Members of the Canyon High School band in Anaheim earned money for their school's music program by walking precincts for the Republican party on election night. In La Canada Flintridge, members of the high school band were released early from school to play at an event for presidential candidate George W. Bush. Though students defended the activities as civic events and, in the case of Canyon High School, as a much needed fund-raiser, education lawyers blasted the activities as potentially illegal partisan politicking. Administrators at both schools promised such activities would never occur again.

The state's regional occupational programs provide vocational training at nominal cost to high school students and adults. A key component of many of the programs involves teaching students on-the-job skills, said Thomas Kurtz, superintendent of the North Orange County program, which serves the Anaheim, Placentia-Yorba Linda, Brea-Olinda, Los Alamitos and Fullerton school districts and is one of the largest vocational programs in California.

Program instructors must make sure the students' work--whether constructing barbecue pits for community parks, building walls for nonprofits or reading to toddlers in child-care programs--fits into their instructional program, Kurtz said.
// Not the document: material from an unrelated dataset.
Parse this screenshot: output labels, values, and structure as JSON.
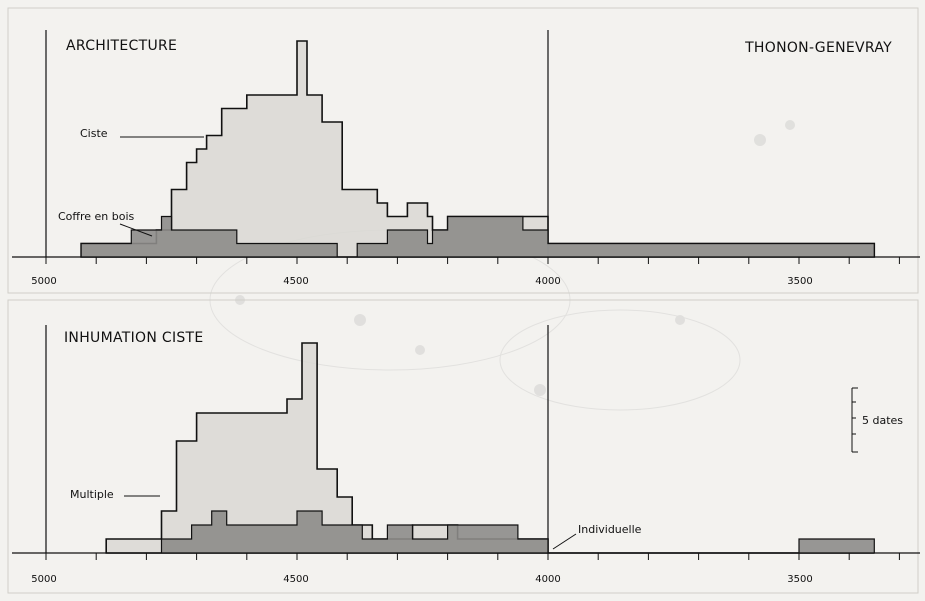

Instructors are also expected to guard against students' being put to work for free in the guise of learning trades. Kurtz noted that trade programs have refused job offers this year because the work would not have taught students anything.

Because catering is an integral part of learning the culinary trade, however, teachers in the 3-year-old culinary program felt that cooking the food for Smith's event would be appropriate, Kurtz said. He said he investigated the affair and decided his teachers need guidelines.

"We had looked at it as more of a private party," he added. "But it did turn out as a fund-raiser, so in that regard, we're going to put together a policy."

However, Kurtz said the students' participation was legal.

Students in the class could not be reached for comment.

Roger Wolfertz, the attorney for the state Department of Education, agreed. The Education Code prohibits schools from promoting activities that urge the support or defeat of any candidate, but just because students cooked for Correa's fund-raiser does not mean they were working on his behalf, Wolfertz said. "The law is murky," Wolfertz added.